Home

Tutorial: Comparing with Electron Microscopy

Contributors: Kristian Lytje, Jeppe Breum Jacobsen, Jan Skov Pedersen


Black: SAXS data. Red: fit from EM map using AUSAXS. The grey shape is the optimized structure. The atomic structure is shown in orange. From: https://doi.org/10.1107/S2059798324005497

Before you start

  • Requirements:
    (1) The AUSAXS software (free, no installation).
    (2) Python (including numpy, scipy, and matplotlib) to visualize the results.
    (3) A qualitative understanding of SAXS data is advantageous, but not required. See for example Tutorial: Primary Data analysis.
  • Expectations:
    In this tutorial, we will compare small-angle X-ray scattering data with electron microscopy data.
    These are very different techniques, with the former probing the electron density of the sample, and the latter probing the charge density.
    We are therefore not expecting perfect quantitative agreement, but will rather focus on comparing them qualitatively.

Learning outcomes

In this tutorial you will learn how to use the EM validation program of the AUSAXS software to compare SAXS data with electron microscopy data.
  • Be familiar with the AUSAXS software.
  • Be able to validate an electron microscopy map.
  • Be able to use the advanced options of the program.

Introductory remarks

This tutorial will only showcase how to use the method, and will not go into the details of the theory behind it.
For more information on the theory, see the accompanying article at https://doi.org/10.1107/S2059798324005497.

Part I: Making AUSAXS run on your computer

AUSAXS ships with two versions: one with a simple, graphical interface, and another with a more advanced command-line interface.
Both versions can be used for this tutorial.
    To use AUSAXS:
  • Download the newest release from https://github.com/AUSAXS/AUSAXS/releases
  • Since Microsoft & Apple both require yearly fees to sign a program, an additional platform-dependent step must be performed to make it runnable on these systems:
    • Windows: Your SmartScreen filter may warn you about running unsigned software. You can simply ignore this warning and run it anyway. The first time you open the program can take a bit longer, as SmartScreen may decide to run a quick scan of it.
    • Mac: Downloaded unsigned programs are not runnable by default. To change this:
      • Graphical interface: Shift-click the program and hit "open". This will allow you to run it despite it being unsigned.
      • Terminal: Navigate to the downloaded folder using cd <path>.
        Then make the program runnable using the command chmod 755 em_fitter_gui

Part II: Performing a basic validation

Now we are ready to perform our first validation. Download the files: You can perform the validation using either the graphical or the command-line interface.
  • Graphical interface:
    If you have moved the program from the downloaded folder, make sure to also move the plotting script to the same destination.
    Open the AUSAXS program em_fitter_gui.exe and load the EM map and the SAXS data.
    For this run only, set the "sample frequency" to 2 (and make sure to hit "enter"!).
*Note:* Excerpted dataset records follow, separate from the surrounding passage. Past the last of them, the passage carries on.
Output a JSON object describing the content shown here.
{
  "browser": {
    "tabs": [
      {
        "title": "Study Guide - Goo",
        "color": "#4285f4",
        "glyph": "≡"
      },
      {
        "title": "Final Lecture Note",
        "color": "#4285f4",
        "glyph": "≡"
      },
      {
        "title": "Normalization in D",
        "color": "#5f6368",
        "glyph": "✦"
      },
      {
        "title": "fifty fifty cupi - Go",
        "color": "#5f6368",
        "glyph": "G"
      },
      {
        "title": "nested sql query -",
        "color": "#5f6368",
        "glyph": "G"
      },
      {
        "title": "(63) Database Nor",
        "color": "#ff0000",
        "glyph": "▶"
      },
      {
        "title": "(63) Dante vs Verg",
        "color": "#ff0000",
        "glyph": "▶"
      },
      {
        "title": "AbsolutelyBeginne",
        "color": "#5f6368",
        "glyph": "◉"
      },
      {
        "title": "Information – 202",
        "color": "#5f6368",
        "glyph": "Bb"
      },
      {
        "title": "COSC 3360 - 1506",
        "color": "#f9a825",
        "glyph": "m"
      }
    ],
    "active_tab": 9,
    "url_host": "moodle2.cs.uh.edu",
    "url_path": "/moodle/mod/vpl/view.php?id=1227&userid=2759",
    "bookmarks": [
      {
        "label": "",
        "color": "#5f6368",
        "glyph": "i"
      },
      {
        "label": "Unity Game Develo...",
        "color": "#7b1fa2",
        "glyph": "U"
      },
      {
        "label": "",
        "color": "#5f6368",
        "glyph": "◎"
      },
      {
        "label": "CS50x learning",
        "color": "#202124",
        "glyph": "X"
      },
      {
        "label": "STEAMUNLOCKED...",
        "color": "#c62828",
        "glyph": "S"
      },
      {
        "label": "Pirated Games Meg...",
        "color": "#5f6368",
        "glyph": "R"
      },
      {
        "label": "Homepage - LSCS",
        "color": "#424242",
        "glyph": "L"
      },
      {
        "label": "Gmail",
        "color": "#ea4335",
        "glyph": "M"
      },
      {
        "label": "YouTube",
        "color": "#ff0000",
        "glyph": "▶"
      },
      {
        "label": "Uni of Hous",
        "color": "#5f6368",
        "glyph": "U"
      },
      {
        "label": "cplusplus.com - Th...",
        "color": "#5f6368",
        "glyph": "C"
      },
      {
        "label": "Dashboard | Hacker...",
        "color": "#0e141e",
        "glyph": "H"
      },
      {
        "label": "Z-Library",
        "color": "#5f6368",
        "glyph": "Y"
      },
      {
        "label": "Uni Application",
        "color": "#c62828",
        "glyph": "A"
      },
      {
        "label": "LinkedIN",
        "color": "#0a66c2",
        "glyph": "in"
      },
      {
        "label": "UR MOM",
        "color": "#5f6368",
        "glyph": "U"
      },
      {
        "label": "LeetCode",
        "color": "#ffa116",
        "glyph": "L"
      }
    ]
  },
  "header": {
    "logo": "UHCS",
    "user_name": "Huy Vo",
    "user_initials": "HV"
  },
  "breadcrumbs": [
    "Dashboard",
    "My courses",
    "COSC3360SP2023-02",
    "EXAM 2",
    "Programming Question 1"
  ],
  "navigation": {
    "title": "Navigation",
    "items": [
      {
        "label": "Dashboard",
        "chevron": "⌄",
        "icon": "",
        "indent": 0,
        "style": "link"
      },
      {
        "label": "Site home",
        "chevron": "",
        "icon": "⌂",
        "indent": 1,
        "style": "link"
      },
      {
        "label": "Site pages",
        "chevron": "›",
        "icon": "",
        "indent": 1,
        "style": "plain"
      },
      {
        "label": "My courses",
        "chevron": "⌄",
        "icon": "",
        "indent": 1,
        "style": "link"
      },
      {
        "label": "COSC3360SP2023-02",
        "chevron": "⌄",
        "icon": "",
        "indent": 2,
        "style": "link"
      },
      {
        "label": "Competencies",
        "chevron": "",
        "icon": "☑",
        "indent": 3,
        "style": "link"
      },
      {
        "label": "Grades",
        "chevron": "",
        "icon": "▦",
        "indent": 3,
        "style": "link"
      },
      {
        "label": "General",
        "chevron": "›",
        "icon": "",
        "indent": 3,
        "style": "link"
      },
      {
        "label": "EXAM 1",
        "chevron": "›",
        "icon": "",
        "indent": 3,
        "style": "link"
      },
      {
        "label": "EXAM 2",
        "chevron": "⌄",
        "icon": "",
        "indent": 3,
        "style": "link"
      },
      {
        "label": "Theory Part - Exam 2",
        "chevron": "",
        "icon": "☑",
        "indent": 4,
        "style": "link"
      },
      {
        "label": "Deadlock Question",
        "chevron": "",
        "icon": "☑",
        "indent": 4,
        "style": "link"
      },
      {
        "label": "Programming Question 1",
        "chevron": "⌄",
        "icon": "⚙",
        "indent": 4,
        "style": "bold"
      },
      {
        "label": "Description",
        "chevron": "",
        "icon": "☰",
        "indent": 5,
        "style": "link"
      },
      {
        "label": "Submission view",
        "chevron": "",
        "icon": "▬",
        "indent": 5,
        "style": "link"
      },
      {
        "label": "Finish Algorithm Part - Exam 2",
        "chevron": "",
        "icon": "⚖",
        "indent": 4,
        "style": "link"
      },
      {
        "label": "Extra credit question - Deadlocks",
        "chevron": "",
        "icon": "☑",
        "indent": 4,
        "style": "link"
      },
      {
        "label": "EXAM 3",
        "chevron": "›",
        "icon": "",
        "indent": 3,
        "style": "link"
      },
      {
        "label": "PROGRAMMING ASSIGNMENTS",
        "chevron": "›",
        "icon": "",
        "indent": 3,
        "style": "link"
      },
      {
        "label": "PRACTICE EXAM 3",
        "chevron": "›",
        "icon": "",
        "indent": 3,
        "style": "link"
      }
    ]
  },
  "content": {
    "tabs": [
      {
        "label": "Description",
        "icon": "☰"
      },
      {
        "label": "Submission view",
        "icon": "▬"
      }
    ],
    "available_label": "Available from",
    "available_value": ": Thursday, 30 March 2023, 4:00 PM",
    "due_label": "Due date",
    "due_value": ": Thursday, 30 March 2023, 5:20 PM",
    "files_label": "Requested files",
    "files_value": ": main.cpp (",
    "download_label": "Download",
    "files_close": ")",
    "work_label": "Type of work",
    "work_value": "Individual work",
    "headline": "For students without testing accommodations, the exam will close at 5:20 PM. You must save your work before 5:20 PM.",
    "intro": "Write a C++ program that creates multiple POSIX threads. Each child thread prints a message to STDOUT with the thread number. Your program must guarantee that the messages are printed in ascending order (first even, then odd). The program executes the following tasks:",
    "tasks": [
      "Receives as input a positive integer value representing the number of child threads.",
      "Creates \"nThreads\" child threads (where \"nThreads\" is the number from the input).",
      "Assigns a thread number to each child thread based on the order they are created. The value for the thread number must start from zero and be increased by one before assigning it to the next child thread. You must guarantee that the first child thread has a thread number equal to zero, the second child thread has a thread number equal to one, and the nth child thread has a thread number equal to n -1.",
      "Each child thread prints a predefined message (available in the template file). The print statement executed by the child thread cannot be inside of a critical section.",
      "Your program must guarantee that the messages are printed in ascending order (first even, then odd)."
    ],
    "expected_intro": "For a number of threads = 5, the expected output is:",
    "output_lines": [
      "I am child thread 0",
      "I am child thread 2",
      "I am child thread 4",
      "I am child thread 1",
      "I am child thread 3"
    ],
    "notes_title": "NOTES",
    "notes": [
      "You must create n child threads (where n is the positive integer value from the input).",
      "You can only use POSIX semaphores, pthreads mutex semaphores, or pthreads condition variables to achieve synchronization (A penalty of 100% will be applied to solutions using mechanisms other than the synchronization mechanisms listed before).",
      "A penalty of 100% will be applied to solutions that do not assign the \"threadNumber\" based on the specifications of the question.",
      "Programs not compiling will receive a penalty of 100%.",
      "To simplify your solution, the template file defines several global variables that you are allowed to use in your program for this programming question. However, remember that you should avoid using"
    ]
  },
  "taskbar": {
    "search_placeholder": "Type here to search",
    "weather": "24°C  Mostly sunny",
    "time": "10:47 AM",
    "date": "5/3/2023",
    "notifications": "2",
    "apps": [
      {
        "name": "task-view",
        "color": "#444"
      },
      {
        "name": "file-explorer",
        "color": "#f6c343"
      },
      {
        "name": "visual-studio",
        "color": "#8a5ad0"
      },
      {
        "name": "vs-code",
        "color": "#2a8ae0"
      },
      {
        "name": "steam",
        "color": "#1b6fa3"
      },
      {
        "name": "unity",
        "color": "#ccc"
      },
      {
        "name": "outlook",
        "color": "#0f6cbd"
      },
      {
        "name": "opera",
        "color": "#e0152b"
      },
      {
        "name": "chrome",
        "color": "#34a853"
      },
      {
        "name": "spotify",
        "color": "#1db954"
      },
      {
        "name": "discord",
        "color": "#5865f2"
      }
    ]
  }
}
Then click the "start" button.
    You might have to also run the plot.exe program to generate the plots.
  • Command-line interface:
    Move all files to the same directory, and launch a terminal from there.
    Then run the command: em_fitter emd_24889.map SASDJG5.dat --frequency 2 --qmax 1
    • When the program is done, run the following plotting command:
    • Windows: ./plot.exe
    • Mac or Linux: python scripts/plot.py

    Part III: Analyzing the output

    You should now have the following files in the directory containing the program:
    1. A "report.txt" file
    2. An "ausaxs.fit" file
    3. Various plots (if you don't see any plots, run the plot.exe program.)
    4. Various "*.png.plot" files
    5. A "models" folder

    We will go through each of these in order.

    report.txt

    This file is just a copy of the terminal output. If you ran the fit using the terminal, the first line will also contain the command used to perform this fit.

    The first section is just the title, "FIT REPORT".

    The second section contains various statistical properties of the fit. Our primary interest here is the reduced chi-square value, listed as chi2/dof. This value is equivalent to what is typically reported by other fitting programs such as the ATSAS program. For a perfect fit this value should be close to unity. However, since we already know in advance we will not be getting a perfect fit due to us comparing two different experimental techniques, we will not put too much weight on its exact value.

    The third section contains the optimized parameter values. We are not too interested in these either.

    The fourth section is relevant if you want to visualize the optimal map structure using PyMOL. It contains the PyMOL alpha-level equivalent to the optimal cutoff threshold value. Simply input this value in the "level" field when loading the map, and select either "mesh" or "surface" to see the optimized map. This section also contains the mass of the optimized structure. However, this value is very approximative, and only serves as a quick guideline.

    ausaxs.fit

    This file contains both the used part of the experimental SAXS data and the fitted intensity evaluated at those q-points. Note that this file is compatible with the ATSAS plotting utility for easy visualization.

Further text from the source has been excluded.